Chinese scientist gets 7 years for stealing corporate secrets
A Chinese scientist was sentenced to more than seven years in prison for stealing trade secrets of major US agribusiness firms to benefit China.
Huang Kexue, 46, stole secrets on organic insecticides from Dow AgroSciences, where he worked from 2003-2008, and handed them over to research students at or linked to Hunan Normal University, where he also was involved in research, the Justice Department said.
He was sentenced to 87 months in prison, after entering into a plea agreement on two counts hoping to reduce his sentence.
Huang, who was sentenced by the US District Judge William Lawrence in the Southern District of Indiana, had faced up to 25 years in prison on the two charges.
“Mr. Huang stole valuable trade secrets from two American companies and disseminated them to individuals in Germany and China,” said Assistant Attorney General Lanny Breuer.
“Economic espionage and trade secret theft are serious crimes that, as today’s sentence shows, must be punished severely. Protecting trade secrets is vital to our nation’s economic success,” Breuer stressed.

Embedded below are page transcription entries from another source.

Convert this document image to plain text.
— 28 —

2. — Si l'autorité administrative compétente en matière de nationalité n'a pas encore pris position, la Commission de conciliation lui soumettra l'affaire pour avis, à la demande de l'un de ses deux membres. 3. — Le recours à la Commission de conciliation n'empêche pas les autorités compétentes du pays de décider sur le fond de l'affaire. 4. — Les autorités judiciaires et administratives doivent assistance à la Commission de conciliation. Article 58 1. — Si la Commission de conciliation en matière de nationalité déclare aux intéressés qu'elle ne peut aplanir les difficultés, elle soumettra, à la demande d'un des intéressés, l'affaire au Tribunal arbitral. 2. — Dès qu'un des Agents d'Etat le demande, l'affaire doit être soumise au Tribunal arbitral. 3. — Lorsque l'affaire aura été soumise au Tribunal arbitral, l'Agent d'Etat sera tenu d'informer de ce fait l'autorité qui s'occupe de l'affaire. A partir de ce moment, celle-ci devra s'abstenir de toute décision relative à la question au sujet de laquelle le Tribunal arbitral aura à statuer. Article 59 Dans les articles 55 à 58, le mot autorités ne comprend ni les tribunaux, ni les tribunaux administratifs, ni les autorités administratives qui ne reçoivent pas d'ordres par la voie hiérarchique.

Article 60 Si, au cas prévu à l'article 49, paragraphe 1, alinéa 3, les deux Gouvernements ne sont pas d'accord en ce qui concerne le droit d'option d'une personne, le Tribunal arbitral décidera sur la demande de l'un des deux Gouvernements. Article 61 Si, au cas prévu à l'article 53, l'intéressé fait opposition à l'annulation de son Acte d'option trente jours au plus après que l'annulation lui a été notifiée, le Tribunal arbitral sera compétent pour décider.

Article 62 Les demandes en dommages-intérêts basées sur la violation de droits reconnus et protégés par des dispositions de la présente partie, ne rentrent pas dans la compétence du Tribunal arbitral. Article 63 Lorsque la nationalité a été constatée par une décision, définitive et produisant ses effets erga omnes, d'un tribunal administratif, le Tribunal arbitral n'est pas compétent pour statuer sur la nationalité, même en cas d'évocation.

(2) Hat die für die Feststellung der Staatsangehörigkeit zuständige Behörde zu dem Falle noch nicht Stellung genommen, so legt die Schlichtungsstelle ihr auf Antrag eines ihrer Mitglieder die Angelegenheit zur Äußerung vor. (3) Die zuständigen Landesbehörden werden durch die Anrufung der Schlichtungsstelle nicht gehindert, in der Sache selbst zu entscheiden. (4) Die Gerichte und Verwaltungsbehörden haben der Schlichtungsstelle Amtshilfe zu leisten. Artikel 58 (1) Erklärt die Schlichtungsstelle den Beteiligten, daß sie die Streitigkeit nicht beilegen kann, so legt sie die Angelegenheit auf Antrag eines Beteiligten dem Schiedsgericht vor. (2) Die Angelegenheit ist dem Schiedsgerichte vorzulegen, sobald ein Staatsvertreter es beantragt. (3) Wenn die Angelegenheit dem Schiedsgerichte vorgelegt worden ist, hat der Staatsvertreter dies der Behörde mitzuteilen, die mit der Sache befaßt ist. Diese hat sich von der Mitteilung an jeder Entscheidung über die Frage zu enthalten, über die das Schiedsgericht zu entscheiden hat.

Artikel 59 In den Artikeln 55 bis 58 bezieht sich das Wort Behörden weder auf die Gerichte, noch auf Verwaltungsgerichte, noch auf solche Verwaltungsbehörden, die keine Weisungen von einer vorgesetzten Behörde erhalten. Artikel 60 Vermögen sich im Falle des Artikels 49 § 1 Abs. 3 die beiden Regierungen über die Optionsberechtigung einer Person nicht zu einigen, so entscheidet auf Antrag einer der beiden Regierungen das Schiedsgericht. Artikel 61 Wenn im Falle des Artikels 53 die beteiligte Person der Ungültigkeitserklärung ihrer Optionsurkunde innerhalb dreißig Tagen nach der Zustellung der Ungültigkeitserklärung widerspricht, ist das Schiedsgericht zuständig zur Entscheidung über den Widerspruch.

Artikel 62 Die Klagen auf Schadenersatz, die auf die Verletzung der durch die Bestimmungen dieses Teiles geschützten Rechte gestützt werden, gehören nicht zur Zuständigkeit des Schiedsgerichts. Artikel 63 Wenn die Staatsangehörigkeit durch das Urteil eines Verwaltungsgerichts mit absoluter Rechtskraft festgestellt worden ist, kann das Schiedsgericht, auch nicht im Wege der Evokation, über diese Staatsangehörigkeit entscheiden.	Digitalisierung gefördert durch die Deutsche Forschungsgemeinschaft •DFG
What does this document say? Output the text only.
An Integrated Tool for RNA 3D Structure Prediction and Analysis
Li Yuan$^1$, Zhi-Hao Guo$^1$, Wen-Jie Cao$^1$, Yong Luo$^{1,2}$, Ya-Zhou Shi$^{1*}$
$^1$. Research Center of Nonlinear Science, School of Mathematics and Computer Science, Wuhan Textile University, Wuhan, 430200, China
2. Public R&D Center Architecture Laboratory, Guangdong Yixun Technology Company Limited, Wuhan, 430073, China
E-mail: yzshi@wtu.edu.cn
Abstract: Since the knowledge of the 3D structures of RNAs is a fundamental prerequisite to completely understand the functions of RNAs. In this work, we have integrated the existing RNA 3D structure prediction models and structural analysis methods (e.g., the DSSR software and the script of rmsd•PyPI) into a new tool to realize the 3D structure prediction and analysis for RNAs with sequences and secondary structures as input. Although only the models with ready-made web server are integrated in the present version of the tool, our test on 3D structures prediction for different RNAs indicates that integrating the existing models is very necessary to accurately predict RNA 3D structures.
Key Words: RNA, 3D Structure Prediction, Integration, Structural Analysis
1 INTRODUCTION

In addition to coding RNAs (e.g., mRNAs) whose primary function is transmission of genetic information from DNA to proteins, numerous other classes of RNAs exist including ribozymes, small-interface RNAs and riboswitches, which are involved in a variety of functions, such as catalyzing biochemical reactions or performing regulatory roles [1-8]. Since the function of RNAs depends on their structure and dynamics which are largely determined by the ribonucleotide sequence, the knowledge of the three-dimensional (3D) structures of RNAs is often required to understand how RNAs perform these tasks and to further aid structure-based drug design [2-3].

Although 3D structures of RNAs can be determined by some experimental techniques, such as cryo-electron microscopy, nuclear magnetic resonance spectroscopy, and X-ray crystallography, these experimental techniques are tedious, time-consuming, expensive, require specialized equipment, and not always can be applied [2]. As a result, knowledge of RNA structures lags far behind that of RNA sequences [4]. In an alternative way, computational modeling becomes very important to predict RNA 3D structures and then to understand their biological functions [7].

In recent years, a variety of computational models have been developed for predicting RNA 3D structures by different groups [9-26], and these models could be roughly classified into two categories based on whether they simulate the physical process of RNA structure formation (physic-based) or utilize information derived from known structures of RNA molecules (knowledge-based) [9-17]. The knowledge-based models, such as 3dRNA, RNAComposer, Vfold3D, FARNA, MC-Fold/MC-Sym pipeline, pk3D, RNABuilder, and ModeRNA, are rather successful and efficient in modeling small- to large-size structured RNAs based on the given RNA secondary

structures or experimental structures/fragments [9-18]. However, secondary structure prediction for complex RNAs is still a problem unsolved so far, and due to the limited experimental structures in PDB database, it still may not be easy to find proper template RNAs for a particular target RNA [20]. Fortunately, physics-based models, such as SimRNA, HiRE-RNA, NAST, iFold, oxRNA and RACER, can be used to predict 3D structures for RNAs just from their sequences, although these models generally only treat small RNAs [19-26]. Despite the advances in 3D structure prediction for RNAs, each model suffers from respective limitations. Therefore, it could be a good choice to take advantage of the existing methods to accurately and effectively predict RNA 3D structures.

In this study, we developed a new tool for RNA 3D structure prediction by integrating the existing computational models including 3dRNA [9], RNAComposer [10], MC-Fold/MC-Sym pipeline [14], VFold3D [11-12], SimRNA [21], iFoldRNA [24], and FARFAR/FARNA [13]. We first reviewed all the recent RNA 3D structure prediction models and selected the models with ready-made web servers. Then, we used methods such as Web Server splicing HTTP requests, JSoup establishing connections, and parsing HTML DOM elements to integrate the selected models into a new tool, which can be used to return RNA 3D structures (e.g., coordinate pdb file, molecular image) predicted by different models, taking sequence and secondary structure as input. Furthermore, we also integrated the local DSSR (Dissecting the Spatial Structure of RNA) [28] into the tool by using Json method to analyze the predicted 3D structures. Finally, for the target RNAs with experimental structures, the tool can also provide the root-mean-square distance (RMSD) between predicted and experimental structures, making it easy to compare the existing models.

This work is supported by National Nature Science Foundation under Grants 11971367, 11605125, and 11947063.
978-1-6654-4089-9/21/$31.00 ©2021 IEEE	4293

In a plea agreement, Huang admitted to one count each of economic espionage “to benefit a component of the Chinese government” and theft of trade secrets.

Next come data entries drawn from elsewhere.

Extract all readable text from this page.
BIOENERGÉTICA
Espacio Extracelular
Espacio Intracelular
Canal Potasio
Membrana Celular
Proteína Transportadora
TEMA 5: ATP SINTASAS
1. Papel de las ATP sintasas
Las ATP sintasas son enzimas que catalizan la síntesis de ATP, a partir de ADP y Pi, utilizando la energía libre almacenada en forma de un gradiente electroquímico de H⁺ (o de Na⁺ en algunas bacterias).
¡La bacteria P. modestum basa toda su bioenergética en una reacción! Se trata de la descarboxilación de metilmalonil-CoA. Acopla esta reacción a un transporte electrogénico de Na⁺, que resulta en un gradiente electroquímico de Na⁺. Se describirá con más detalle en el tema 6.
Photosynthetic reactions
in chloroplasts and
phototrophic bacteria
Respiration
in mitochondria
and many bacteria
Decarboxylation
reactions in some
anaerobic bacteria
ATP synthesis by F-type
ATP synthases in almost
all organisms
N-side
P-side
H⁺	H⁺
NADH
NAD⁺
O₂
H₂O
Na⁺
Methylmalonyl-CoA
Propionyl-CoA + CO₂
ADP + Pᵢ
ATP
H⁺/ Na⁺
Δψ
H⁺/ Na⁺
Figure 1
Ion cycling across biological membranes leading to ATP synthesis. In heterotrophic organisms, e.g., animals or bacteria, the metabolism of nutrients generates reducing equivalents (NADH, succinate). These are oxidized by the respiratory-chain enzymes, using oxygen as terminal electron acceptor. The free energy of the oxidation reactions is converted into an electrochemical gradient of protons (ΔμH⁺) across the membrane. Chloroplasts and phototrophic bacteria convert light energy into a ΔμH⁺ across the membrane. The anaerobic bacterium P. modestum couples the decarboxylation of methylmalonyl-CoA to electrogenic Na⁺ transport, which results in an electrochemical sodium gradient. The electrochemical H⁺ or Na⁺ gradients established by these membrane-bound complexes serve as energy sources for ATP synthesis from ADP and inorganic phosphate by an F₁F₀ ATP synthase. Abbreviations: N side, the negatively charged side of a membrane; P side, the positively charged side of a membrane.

The plea agreement said that “in stealing, transferring and using the trade secrets,” Huang “intended to benefit the Hunan Normal University, the National Natural Science Foundation of China, and the 863 Program,” all controlled and funded by the Chinese government.
The 863 Program is a Chinese government initiative to develop and acquire high-level technologies to build the country’s global position in scientific research and in technology-intensive industries.
The plea agreement said Huang had used the Dow AgroSciences secrets to apply for grants from the National Natural Science Foundation and the 863 Program in 2007-2010, and that at least two applications to the foundation resulted in funds for research through Hunan Normal.
The plea agreement said Huang also stole secrets on enzymes for a new food product from another company, identified in a separate statement as Cargill, when he worked there in 2009.